HABER MERKEZİ- Van’da sağlık alanında çalışan kamu emekçisi Agit Demirkan, geçtiğimiz bahar ayında bir hastanın işlemleri ile ilgilenirken aniden içeri giren İpekyolu Kaymakamı ve kayyumu Sinan Aslan’ın önünde ayağa kalkmadığı gerekçesiyle Aslan tarafından tehdit edildi. Gaspçı kayyum Aslan’ın korumaları tarafından bir odaya konularak darp edilen Demirkan, ters kelepçe yapılarak saatlerce odada bekletildi. Hakkında idari işlem başlatılan Demirkan’ın kademe ilerlemesi, “Amire saygısızlık ve küçük düşürmek” iddiasıyla durduruldu ve kınama cezası verildi.
Bununla yetinmeyen kayyum Sinan Aslan, Demirkan’ı önce Çaldıran ilçesine ardından Yozgat’a sürgün etti. Henüz disiplin süreci sonuca bağlanmamasına rağmen Yozgat’a sürgün edilen Demirkan hakkında ayrıca “Örgüt üyeliği” gerekçesiyle soruşturma başlatıldı. Dava dosyasına ise gizlilik kararı konuldu.
KAYYUM HAKKINDA SAVCILIĞA SUÇ DUYURUSU
Tüm bu gelişmeler üzerine Agit Demirkan da, geçici görevlendirme kararını veren Van Valiliği aleyhine 3. İdare Mahkemesine dava açtı.
Demirkan, Aslan ve kendisini darp eden kolluk güçleri hakkında; “görevi kötüye kullanma, tehdit, hakaret, hürriyeti tehdit, darp, kasten yaralama, iftira ve delilleri yok etmek” suçlamasıyla Van Cumhuriyet Savcılığına suç duyurusunda bulundu.

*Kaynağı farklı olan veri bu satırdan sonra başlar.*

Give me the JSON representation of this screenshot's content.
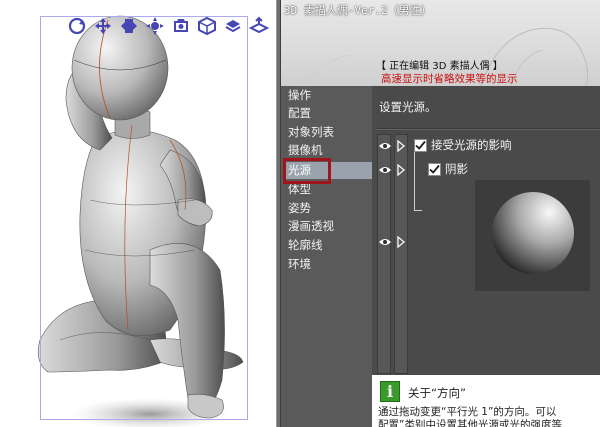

Kayyumun önünde ayağa kalkmadığı gerekçesiyle başına gelmedik kalmayan Agit Demirkan’ın Avukatı Ümit Avcı; dosyaya gizlilik kararı konulmasının hukuki olmadığını söyledi. Aldıkları bilgilere kayyum ve koruma polislerinin görgü tanıklarına baskı yaptığını kaydeden Avcı, “Şu anda savcılık soruşturmasının sonucunu bekliyoruz. Yozgat’a sürgünün iptalini talep ettik. Bunun yanında Kaymakam hakkında suç duyurusunda bulunduk, savcılığın bu konudaki kararını bekliyoruz” diye konuştu.
DEMİRKAN’IN CAN GÜVENLİĞİ YOK
“İdari ve adli soruşturmada genel çerçeve üzerinde hukuka uygun yürütülen bir soruşturma istiyoruz” diyen Avcı konuşmasını şöyle sonlandırdı: “İdari amir burada kendini mağdur gösteriyor ve soruşturmayı yürüten idari birimin başında. Bu objektifliği ortadan kaldırıyor. Bu zaten beklenemez. Biz de şikayetçi olduk. Bir yönüyle olayın mağduru olarak gösterilen Kaymakam’ın yaptığı idari işlemlere karşı hukuki girişimlerde bulunduk. Müvekkilimiz önce Çaldıran’a ve sonra Yozgat’a sürgün edilmiştir. Daha soruşturma devam ederken daha ağır bir soruşturmayla “Örgüt üyeliği’ suçlamasıyla dava açılmıştır ve gizlilik kararı konulmuştur. İşte biz buna itiraz ediyoruz. Yer değiştirme ve geçici görevlendirmeye itiraz ettik.
Müvekkilimiz mağdur olmuştur ve insani bir durum ile karşı karşıyayız. Müvekkilimiz SES üyesi ve iktidarın kendilerine yakın olmayan sendikalara ötekileştirici tutumunu biliyoruz. Bu yüzden kapalı, milliyetçi bir yere sürgün edilmesi, kendisi açısından can ve mal güvenliğini tehdit etmektedir. Yürütülen soruşturma müvekkilimizin can güvenliğini tehdit eder bir noktaya gelmiştir.”